Et au niveau du marché Afrique, Indo a-t-il des ambitions? Votre expérience «marocaine», va-t-elle être déterminante pour mieux appréhender ces nouveaux marchés domestiques?
Notre groupe vient de nous assigner la responsabilité d’ouvrir et de gérer de nouveaux marchés sur toute l’Afrique. Nous avons déjà démarré notre distribution en Algérie depuis fin 2006. 2007 constitue un challenge en matière d’export. Nous devons devenir à terme, une tête de pont entre l’Europe, l’Afrique du Nord et le reste du continent. L’équipe marocaine est aujourd’hui parfaitement à même de mettre en place et de gérer des accords avec des distributeurs locaux dans d’autres pays d’Afrique, du Sénégal à l’Egypte. Nous aurons, comme au Maroc, l’avantage de produire et de commercialiser des verres de qualité européenne à des tarifs avantageux.
Dans cette perspective, les accords de libre échange entre le Maroc et les USA, par exemple, vous ouvrent-ils les portes du marché américain?
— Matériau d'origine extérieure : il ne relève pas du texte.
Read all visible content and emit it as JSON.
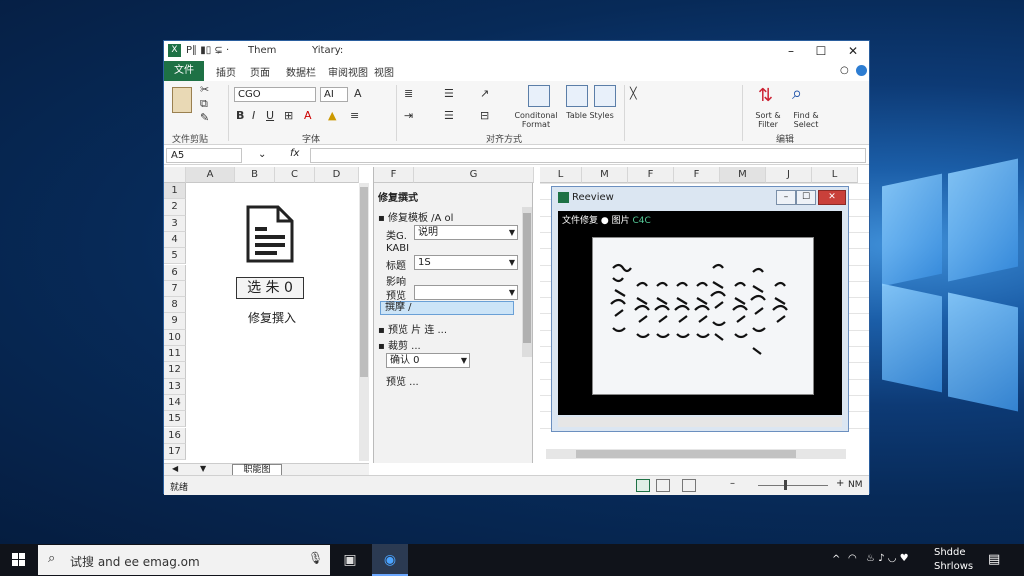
{
  "window": {
    "title_left": "P∥ ▮▯ ⊊ ·",
    "title_mid": "Them",
    "title_right": "Yitary:",
    "minimize": "–",
    "maximize": "☐",
    "close": "✕"
  },
  "tabs": [
    {
      "label": "文件"
    },
    {
      "label": "插页"
    },
    {
      "label": "页面"
    },
    {
      "label": "数据栏"
    },
    {
      "label": "审阅视图"
    },
    {
      "label": "视图"
    }
  ],
  "ribbon": {
    "font_name": "CGO",
    "font_size": "AI",
    "groups": [
      "文件剪贴",
      "字体",
      "对齐方式",
      "编辑"
    ],
    "buttons": {
      "bold": "B",
      "italic": "I",
      "underline": "U",
      "gallery_a": "Conditonal Format",
      "gallery_b": "Table Styles",
      "sort": "Sort & Filter",
      "find": "Find & Select"
    }
  },
  "formula_bar": {
    "name_box": "A5",
    "fx": "fx"
  },
  "sheet_left": {
    "columns": [
      "A",
      "B",
      "C",
      "D"
    ],
    "rows": [
      "1",
      "2",
      "3",
      "4",
      "5",
      "6",
      "7",
      "8",
      "9",
      "10",
      "11",
      "12",
      "13",
      "14",
      "15",
      "16",
      "17"
    ],
    "button_label": "选 朱 0",
    "caption": "修复撰入",
    "sheet_tab": "职能图"
  },
  "mid_pane": {
    "col_f": "F",
    "col_g": "G",
    "title": "修复撰式",
    "section1": "▪ 修复模板 /A ol",
    "field1_label": "类G.",
    "field1_value": "说明",
    "field2_label": "KABI",
    "field3_label": "标题",
    "field3_value": "1S",
    "field4_label": "影响",
    "field5_label": "预览",
    "highlight": "撰摩 /",
    "section2": "▪ 预览 片 连 ...",
    "section3": "▪ 裁剪 ...",
    "combo_label": "确认 0",
    "footer": "预览 ..."
  },
  "sheet_right": {
    "columns": [
      "L",
      "M",
      "F",
      "F",
      "M",
      "J",
      "L"
    ]
  },
  "preview": {
    "title": "Reeview",
    "toolbar_a": "文件修复",
    "toolbar_b": "图片",
    "toolbar_c": "C4C"
  },
  "status": {
    "left": "就绪",
    "zoom": "NM"
  },
  "taskbar": {
    "search_text": "试搜 and ee emag.om",
    "tray_time": "Shdde",
    "tray_date": "Shrlows"
  }
}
Comme je l’ai dit, nous entrons cette année dans le réseau d’approvisionnement européen global de notre groupe. Il serait effectivement logique de penser que si ce projet se déroule correctement, qu’il est rentable, nous pourrions, un jour, profiter de l’ALE avec les Etats Unis. Néanmoins, pour l’instant, cela n’est pas d’actualité et nous nous concentrons sur notre projet Europe et notre projet Afrique.
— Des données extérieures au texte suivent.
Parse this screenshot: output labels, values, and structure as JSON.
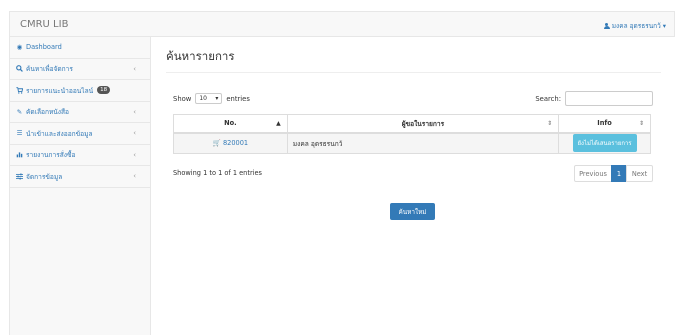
{
  "app": {
    "brand": "CMRU LIB"
  },
  "user": {
    "name": "มงคล อุดรธรนกว้",
    "caret": "▾"
  },
  "sidebar": {
    "items": [
      {
        "label": "Dashboard",
        "icon": "dashboard-icon",
        "glyph": "◉",
        "arrow": ""
      },
      {
        "label": "ค้นหาเพื่อจัดการ",
        "icon": "search-icon",
        "glyph": "🔍",
        "arrow": "‹"
      },
      {
        "label": "รายการแนะนำออนไลน์",
        "icon": "cart-icon",
        "glyph": "🛒",
        "arrow": "",
        "badge": "18"
      },
      {
        "label": "คัดเลือกหนังสือ",
        "icon": "edit-icon",
        "glyph": "✎",
        "arrow": "‹"
      },
      {
        "label": "นำเข้าและส่งออกข้อมูล",
        "icon": "list-icon",
        "glyph": "☰",
        "arrow": "‹"
      },
      {
        "label": "รายงานการสั่งซื้อ",
        "icon": "chart-icon",
        "glyph": "▥",
        "arrow": "‹"
      },
      {
        "label": "จัดการข้อมูล",
        "icon": "sliders-icon",
        "glyph": "☷",
        "arrow": "‹"
      }
    ]
  },
  "main": {
    "title": "ค้นหารายการ",
    "show_label": "Show",
    "page_size": "10",
    "entries_label": "entries",
    "search_label": "Search:",
    "search_value": "",
    "columns": {
      "no": "No.",
      "name": "ผู้ขอในรายการ",
      "info": "Info"
    },
    "rows": [
      {
        "no": "820001",
        "name": "มงคล อุดรธรนกว้",
        "info_button": "ยังไม่ได้เสนอรายการ"
      }
    ],
    "footer_info": "Showing 1 to 1 of 1 entries",
    "pager": {
      "prev": "Previous",
      "current": "1",
      "next": "Next"
    },
    "new_search_button": "ค้นหาใหม่"
  }
}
Au rayon des nouvelles gammes de produits, dans un segment d'activité très dense, qu'en est-il pour Indo?
Nous offrons depuis peu, en plus des verres progressifs conventionnels, une gamme de toute dernière génération (verres LifeMade). Grâce au programme de recherche « Ergoprog », mené pendant cinq ans en collaboration avec le Centre de Biomécanique de Valence en Espagne, relatif au comportement visuel, Indo a établi des géométries de verres progressifs spécialisées qui intègrent certains facteurs humains afin d’optimiser le confort et de procurer une adaptation quasi-immédiate. Autrement dit, Indo sort dans quelques semaines le verre organique le plus fin du monde, avec un indice de réfraction de 1.76 jamais atteint auparavant.
Entretien réalisé par
Rachid Hallaouy
Qui «entretient» l’activité informelle au Maroc ?
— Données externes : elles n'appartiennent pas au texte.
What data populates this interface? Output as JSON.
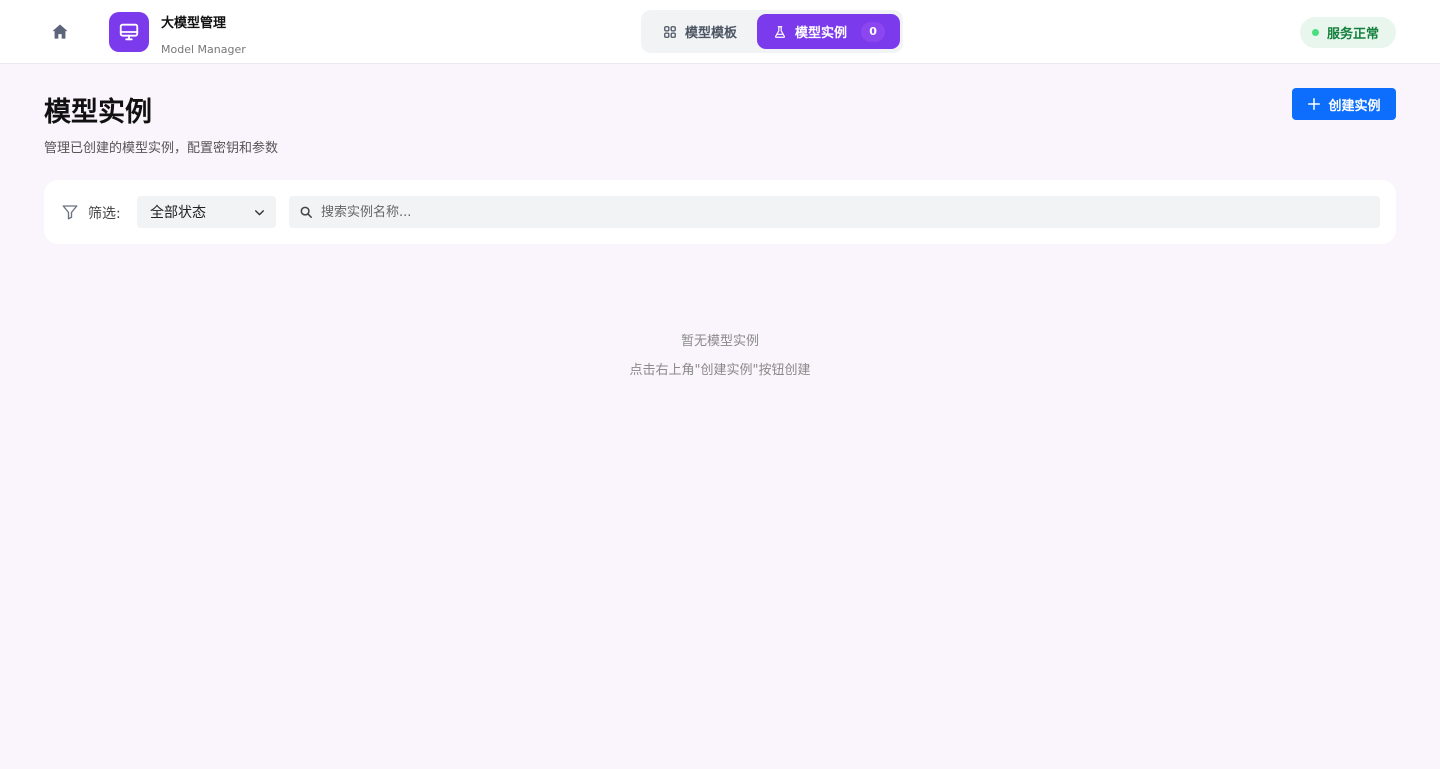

«Il y a informel et ventes non déclarées. Ce sont deux choses différentes. L’informel est composé d’opticiens non diplômés. Les ventes non déclarées représentent une part non négligeable du marché. Ce qui nous gène, ce n’est pas tant l’existence d’opticiens non diplômés. Cela dit, le marché est ainsi fait et nous n’avons pas pour mission de le réformer, même s’il nous plait de savoir que nous participons, du côté de l’offre locale, à son évolution en tirant le standard de qualité vers le haut» déclare M. Benito Cazal. Et d’ajouter : «l’assainissement du marché, que ce soit pour ce qui est de l’informel ou pour les ventes non déclarées, vient aussi du développement d’enseignes étrangères et marocaines, comme par exemple Lynx, Lissac ou Visalis. En conséquence, nous tenons à être au plus près de ces enseignes.
Carte de visite
Indo est un groupe Espagnol du secteur de l'optique et de l'ophtalmologie : verres optiques, lunettes de soleil. La société existe depuis 69 ans et son siège est à Barcelone. Elle possède des centres de productions en Espagne et dans la plupart des pays européens, en Chine, en Thailande, au Maroc, aux Etats-Unis et au Chili. Elle exporte sur 80 pays et compte 1800 collaborateurs. Indo cote au premier marché à Madrid. Elle fabrique et distribue des marques prestigieuses de montures telles que Paco Rabanne, 212 ou Massimo Dutti. Indo est installé au Maroc depuis 1993.